目の前に立つその人は、逆光の中で少しだけ眩しそうに、だけどオレの言葉を一つも逃さないという強い眼差しでこちらを見つめていた。
「最強っていうのは、たった一人で勝つことじゃない。自分を信じてくれるみんなの想いを背負って、どんな壁にぶつかっても、それでも笑って前を向くこと。そして……」
オレは、少しだけ震える手で、その柔らかな、それでいて芯の強さを感じる手を包み込んだ。
「……誰よりも幸せにする。それが、今のオレが見つけた、最高の『答え』だ」
見上げた瞳の中に、真っ直ぐにお前を見つめるオレ自身の姿が映り込んでいる。
涙で潤んでいながらも、世界で一番綺麗なその瞳を見て、オレはもう一度、腹の底から湧き上がる想いを言葉に乗せた。
「愛してる。……言葉にするのはまだ照れくさいけど。これからも、ずっと、ずっとオレの隣にいてくれ。一緒に飯を食って、一緒に旅をして、誰も見たことがない新しい景色を、一生、一緒に見に行こうぜ!」
真っ直ぐな告白。
一瞬の静寂の後、返ってきたのは、言葉を遮るように力強く握り返された手の感触と、震える声での、切実で幸せに満ちた返事だった。
その瞬間、オレの胸の中にあった最後の欠けていたピースが、カチリと音を立てて嵌まった。

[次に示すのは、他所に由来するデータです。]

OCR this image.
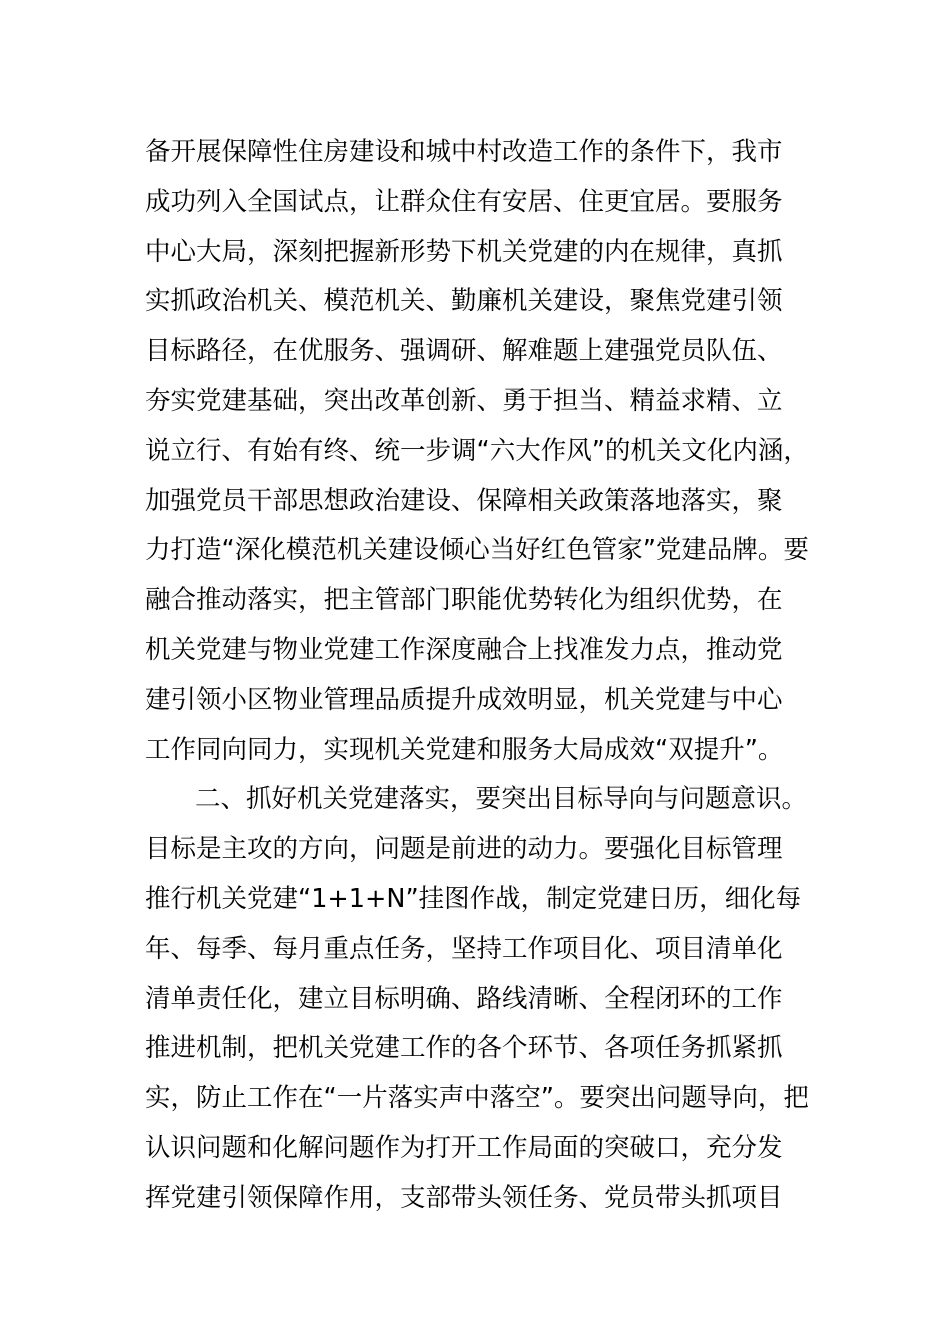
备开展保障性住房建设和城中村改造工作的条件下，我市
成功列入全国试点，让群众住有安居、住更宜居。要服务
中心大局，深刻把握新形势下机关党建的内在规律，真抓
实抓政治机关、模范机关、勤廉机关建设，聚焦党建引领
目标路径，在优服务、强调研、解难题上建强党员队伍、
夯实党建基础，突出改革创新、勇于担当、精益求精、立
说立行、有始有终、统一步调“六大作风”的机关文化内涵，
加强党员干部思想政治建设、保障相关政策落地落实，聚
力打造“深化模范机关建设倾心当好红色管家”党建品牌。要
融合推动落实，把主管部门职能优势转化为组织优势，在
机关党建与物业党建工作深度融合上找准发力点，推动党
建引领小区物业管理品质提升成效明显，机关党建与中心
工作同向同力，实现机关党建和服务大局成效“双提升”。
二、抓好机关党建落实，要突出目标导向与问题意识。
目标是主攻的方向，问题是前进的动力。要强化目标管理
推行机关党建“1+1+N”挂图作战，制定党建日历，细化每
年、每季、每月重点任务，坚持工作项目化、项目清单化
清单责任化，建立目标明确、路线清晰、全程闭环的工作
推进机制，把机关党建工作的各个环节、各项任务抓紧抓
实，防止工作在“一片落实声中落空”。要突出问题导向，把
认识问题和化解问题作为打开工作局面的突破口，充分发
挥党建引领保障作用，支部带头领任务、党员带头抓项目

世界が、それまで以上に鮮やかな色彩を持って輝き出したような感覚。
ふと空を見上げれば、テラリウムドームの天井……世界の境界を彩るように、鮮やかな七色の虹が架かっていた。
このブルーベリー学園での物語。
すべての旅で出会った仲間たち。
ライバルたちとの死闘、ゴウやアランたちの恋の進展……。
そのすべてが、この虹を架けるための、かけがえのない大切な欠片だったんだ。
「さあ、行こうぜ、ピカチュウ! 最高の仲間と、最高に大切なパートナーと! オレたちの伝説は、ここからまた新しく始まるんだ!」
繋いだ手を決して離さないまま、光り輝く水平線へ向かって、オレたちは走り出した。
物語はここで一度、幕を閉じる。
けれど、オレたちが共に紡いだこの「絆」の物語は、この虹の向こう側で、永遠に、どこまでも鮮やかに続いていく。